First of all, if the couple’s income were lower, say $40,000 a year, they would be eligible for tax credits that would reduce their monthly premiums.
But more importantly, the plan advertised today, in this case from Anthem Blue Cross, probably would not be available to someone who has a pre-existing condition. Finding a plan that would take someone who has a health history might be impossible, and it would certainly be more expensive. But insurance companies don’t advertise those plans and generally don’t reveal what the rate would be until after the consumer completes a detailed health survey.
More differences between a typical policy advertised today and one that will be sold through Covered California: The current plan comes with a deductible of $5,000 per person, meaning consumers have to pay that much before the insurance company starts picking up 75 percent of the cost of their care. The new plan described here has a much lower deductible, only $2,000 per person.
The current plan claims caps out-of-pocket costs $9,500 per person, not including the monthly premiums. The new plan will cap those costs at $6,370.
The bottom line: if you have a spotless health record, even if you are older, you might be able to find a policy today that has a lower monthly premium than you will get through Covered California. But if you need to use that policy at some point during the year, and especially if you have a moderately expensive health problem requiring tests or a hospitalization, you would probably be better off with the new policy, even at a higher monthly rate.
One potential benefit of these changes is that they will make it easier for older people to leave the workforce to retire early, work part-time, become a consultant or start their own business. Doing any of those things today can be extremely risky, because walking away from a job with health benefits leaves a person vulnerable to huge financial consequences if they get sick.
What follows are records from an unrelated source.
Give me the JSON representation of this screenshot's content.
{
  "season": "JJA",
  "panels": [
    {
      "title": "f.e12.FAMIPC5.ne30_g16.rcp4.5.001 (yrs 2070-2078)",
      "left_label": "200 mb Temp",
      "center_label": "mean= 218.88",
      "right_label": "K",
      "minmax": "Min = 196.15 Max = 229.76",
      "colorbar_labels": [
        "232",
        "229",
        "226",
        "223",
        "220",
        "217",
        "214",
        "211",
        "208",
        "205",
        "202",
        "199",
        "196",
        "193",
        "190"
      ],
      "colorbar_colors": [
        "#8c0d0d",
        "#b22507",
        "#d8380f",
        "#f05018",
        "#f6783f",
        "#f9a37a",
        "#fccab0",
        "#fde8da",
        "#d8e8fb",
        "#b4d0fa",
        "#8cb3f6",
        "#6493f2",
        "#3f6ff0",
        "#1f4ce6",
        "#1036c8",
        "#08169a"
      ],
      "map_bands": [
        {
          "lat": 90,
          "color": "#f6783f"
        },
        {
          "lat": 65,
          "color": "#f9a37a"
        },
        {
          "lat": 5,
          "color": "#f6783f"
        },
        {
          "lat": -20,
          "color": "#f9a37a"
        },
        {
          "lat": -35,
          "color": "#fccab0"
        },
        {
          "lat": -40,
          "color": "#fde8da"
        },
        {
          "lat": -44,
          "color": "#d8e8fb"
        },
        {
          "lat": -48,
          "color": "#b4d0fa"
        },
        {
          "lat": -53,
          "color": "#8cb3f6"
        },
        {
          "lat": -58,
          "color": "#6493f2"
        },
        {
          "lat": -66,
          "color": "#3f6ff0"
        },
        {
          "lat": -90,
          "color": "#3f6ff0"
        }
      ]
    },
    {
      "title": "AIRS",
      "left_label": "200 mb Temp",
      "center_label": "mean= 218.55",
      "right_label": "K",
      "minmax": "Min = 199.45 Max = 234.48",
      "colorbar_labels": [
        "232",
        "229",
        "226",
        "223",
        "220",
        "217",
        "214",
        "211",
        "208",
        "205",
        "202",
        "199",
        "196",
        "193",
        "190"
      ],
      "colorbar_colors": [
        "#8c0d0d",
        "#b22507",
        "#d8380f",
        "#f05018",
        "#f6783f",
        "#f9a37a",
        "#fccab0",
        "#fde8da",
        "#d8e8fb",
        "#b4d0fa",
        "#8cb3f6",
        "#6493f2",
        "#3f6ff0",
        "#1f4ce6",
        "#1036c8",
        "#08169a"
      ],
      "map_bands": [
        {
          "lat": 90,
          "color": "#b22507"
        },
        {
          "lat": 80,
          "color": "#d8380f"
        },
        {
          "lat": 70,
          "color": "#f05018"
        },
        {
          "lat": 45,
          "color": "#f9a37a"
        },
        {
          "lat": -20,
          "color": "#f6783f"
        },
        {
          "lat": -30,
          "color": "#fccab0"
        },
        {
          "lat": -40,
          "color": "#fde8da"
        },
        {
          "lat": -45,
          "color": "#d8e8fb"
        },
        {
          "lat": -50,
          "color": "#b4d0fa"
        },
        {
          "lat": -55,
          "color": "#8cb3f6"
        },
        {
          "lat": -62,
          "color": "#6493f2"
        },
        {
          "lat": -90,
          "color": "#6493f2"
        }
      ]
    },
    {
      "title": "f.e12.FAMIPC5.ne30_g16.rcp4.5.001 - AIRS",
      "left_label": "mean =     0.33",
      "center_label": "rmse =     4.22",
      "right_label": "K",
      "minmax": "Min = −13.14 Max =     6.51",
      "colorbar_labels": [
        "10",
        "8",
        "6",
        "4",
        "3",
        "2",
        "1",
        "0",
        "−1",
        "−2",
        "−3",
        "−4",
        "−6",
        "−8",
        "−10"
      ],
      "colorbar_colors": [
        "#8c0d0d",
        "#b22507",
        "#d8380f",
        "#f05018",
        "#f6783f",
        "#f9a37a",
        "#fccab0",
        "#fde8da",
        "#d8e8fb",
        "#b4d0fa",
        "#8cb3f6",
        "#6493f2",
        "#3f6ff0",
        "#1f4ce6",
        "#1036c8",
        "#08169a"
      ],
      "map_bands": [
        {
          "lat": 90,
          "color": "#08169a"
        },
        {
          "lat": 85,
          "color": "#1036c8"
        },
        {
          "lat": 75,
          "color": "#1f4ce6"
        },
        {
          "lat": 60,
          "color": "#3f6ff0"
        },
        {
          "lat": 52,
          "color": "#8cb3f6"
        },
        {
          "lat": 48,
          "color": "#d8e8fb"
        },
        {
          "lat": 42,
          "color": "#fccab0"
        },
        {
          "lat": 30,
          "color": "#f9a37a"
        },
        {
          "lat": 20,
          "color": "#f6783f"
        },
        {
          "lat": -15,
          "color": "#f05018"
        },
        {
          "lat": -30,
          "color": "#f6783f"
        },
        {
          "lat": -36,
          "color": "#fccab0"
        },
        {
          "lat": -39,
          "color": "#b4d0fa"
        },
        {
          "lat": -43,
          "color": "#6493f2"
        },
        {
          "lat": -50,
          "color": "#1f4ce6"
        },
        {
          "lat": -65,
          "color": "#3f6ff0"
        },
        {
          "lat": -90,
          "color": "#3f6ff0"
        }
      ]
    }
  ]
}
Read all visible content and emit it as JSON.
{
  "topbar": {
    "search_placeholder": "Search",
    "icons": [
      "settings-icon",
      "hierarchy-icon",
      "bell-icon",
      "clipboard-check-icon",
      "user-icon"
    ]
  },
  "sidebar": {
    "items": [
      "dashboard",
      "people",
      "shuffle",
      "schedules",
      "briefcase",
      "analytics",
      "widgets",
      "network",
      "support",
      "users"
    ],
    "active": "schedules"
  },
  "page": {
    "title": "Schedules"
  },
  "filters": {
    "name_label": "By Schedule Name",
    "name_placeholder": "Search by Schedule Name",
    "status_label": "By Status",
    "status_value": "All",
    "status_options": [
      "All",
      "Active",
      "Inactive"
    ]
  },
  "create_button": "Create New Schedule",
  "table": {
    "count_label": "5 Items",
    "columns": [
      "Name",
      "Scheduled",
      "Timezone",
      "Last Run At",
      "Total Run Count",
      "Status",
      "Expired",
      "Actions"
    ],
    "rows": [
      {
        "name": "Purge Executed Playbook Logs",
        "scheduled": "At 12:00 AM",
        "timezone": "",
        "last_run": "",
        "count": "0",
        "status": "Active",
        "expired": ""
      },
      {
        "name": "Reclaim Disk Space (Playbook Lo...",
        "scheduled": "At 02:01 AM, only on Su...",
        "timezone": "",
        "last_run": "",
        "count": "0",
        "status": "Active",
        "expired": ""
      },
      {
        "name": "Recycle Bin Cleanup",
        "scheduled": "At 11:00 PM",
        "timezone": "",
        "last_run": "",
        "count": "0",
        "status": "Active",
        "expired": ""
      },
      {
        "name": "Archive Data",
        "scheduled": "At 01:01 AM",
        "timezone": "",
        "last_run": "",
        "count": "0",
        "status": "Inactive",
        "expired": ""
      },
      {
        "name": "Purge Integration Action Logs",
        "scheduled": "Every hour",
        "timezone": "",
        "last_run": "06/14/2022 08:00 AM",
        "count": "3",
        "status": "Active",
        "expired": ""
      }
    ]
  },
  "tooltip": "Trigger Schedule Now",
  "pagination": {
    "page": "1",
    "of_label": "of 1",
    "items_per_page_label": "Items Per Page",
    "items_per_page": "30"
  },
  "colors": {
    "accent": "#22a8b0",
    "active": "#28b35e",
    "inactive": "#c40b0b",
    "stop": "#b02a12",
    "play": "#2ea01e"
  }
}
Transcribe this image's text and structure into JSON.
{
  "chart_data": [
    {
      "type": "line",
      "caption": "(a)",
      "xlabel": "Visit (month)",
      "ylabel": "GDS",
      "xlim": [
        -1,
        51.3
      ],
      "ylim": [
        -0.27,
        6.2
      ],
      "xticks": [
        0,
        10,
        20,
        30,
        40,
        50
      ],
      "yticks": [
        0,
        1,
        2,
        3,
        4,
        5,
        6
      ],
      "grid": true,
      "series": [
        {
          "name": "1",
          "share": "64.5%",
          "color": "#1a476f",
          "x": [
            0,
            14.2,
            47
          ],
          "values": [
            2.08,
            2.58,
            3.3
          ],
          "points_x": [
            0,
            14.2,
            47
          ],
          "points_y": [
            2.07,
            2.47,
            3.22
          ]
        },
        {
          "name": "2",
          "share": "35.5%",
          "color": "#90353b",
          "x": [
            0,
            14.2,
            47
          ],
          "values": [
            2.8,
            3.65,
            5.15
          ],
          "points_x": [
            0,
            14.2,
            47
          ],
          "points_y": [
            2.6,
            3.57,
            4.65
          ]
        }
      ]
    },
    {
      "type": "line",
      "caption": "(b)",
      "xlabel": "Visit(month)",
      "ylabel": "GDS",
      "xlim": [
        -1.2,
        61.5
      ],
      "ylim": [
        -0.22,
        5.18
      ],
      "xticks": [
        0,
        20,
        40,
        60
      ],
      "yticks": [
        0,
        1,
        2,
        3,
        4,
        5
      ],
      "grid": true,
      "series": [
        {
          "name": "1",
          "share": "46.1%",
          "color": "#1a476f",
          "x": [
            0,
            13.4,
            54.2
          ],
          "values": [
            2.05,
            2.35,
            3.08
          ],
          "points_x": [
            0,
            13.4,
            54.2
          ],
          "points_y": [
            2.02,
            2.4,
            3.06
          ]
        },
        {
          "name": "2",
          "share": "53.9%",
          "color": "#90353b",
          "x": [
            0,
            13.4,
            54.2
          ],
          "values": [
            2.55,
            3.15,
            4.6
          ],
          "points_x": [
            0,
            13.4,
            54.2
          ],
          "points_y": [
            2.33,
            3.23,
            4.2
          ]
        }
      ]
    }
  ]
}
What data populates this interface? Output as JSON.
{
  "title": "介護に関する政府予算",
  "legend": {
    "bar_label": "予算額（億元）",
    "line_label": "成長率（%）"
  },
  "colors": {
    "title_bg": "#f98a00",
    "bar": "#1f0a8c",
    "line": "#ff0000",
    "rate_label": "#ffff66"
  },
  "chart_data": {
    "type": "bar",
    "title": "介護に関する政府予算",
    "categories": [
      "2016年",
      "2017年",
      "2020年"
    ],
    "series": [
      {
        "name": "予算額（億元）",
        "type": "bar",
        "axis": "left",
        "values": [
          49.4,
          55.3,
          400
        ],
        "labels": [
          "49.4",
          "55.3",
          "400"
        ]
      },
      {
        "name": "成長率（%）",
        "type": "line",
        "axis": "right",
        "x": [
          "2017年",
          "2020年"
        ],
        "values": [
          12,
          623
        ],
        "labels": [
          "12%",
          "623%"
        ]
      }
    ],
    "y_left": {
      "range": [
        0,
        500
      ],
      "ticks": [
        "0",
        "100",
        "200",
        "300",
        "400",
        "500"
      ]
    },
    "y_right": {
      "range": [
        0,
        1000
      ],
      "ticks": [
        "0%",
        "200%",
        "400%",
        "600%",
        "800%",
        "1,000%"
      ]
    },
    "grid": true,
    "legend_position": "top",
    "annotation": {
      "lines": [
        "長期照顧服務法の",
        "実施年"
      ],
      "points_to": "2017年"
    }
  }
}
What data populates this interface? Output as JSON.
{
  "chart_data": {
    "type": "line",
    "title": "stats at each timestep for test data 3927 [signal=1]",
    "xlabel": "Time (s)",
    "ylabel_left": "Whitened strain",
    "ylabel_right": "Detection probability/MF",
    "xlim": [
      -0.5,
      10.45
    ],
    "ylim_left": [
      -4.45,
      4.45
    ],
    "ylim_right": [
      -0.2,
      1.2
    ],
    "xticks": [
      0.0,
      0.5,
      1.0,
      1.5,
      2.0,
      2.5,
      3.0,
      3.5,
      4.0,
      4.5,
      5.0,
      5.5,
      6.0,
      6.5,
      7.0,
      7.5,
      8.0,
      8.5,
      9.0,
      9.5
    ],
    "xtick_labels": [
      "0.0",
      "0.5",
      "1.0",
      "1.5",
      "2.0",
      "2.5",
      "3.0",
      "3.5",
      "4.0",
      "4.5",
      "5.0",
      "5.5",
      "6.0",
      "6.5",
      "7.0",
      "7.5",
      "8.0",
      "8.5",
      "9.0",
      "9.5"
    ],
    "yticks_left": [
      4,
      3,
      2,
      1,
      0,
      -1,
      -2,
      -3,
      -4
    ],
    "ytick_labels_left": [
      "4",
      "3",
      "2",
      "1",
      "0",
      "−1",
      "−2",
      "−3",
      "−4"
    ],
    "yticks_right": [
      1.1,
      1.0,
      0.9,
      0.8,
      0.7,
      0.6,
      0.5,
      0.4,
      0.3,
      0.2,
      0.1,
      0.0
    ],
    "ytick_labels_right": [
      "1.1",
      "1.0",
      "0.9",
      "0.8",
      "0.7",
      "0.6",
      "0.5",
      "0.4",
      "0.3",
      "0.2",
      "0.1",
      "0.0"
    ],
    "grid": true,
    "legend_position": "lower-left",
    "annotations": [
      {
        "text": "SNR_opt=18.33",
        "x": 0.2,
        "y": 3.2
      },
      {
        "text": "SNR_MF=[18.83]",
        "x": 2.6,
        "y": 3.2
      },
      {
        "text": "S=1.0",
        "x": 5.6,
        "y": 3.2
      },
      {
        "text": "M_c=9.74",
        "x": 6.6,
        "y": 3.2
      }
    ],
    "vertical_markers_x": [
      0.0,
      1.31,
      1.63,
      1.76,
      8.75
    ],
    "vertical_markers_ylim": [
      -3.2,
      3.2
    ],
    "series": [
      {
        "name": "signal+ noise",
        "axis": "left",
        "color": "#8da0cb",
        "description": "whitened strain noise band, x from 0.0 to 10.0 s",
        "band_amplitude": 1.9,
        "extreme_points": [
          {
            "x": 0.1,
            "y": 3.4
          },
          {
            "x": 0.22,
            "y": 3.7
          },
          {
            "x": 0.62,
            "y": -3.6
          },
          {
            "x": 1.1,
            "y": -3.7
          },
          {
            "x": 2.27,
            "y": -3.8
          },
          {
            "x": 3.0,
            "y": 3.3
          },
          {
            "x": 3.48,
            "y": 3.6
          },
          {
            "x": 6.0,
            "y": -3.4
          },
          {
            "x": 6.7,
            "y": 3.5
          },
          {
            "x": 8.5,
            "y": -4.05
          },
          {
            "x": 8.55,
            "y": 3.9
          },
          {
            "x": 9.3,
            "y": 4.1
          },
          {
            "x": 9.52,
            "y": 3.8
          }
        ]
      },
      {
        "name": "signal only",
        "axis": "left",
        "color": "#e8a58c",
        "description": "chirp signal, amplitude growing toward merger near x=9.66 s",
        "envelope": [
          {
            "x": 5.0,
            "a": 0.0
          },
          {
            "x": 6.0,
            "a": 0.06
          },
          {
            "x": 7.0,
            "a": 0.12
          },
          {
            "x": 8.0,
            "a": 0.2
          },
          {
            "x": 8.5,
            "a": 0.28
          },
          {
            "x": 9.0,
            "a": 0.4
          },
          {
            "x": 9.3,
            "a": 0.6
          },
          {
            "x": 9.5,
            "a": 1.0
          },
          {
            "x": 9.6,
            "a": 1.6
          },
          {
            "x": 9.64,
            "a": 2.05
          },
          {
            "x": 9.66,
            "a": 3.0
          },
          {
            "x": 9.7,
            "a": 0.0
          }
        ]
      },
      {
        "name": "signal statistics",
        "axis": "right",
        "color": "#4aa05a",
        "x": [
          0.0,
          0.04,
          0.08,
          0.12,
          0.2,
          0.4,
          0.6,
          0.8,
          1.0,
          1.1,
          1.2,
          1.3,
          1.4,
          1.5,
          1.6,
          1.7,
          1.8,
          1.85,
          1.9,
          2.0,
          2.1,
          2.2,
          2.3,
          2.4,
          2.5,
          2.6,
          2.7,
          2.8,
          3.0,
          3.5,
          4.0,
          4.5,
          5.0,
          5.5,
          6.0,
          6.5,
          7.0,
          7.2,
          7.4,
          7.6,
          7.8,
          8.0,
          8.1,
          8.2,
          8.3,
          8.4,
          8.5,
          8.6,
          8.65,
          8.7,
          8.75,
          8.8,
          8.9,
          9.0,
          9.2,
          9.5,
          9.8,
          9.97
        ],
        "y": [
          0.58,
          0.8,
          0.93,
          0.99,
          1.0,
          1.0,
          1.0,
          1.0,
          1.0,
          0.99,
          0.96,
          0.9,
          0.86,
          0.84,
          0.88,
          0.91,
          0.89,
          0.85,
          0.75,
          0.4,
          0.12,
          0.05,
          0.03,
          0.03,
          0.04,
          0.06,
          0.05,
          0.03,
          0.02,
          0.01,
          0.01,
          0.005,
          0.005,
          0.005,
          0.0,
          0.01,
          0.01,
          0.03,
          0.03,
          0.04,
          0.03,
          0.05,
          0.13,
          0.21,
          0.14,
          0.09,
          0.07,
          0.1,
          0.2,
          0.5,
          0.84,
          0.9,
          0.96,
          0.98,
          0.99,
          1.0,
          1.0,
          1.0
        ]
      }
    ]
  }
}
The law also includes some lesser but still significant changes to Medicare, the insurance program for people age 65 and up and for the disabled.
The biggest is the phasing out of a policy that forced seniors to pay 100 percent of the cost of prescription drugs after they claimed a certain level of benefits. This “doughtnut hole” in Medicare’s drug reimbursement plan was meant to encourage Medicare recipients to use generic drugs, but it was unpopular from the start and will be gone by 2020.
Another change: the law cuts payments to private Medicare Advantage plans that are now used by more than a quarter of Medicare enrollees. That could limit choice and service, but the law also offers financial bonuses to plans that get rated as offering superior care and service, so no one really knows yet how the change will play out.
The flip-side of all these benefits for older people is that some younger people will pay more, especially if they don’t get coverage through their job but still earn too much to qualify for the tax credits that will subsidize insurance for low-income people.
The rationale behind the policy switch is that nearly everyone will one day be sick or old, or both. And when they are, they won’t be tied to a job they don’t want or need, and they won’t have to fear facing medical bills that could wipe out their savings and leave them deep in debt.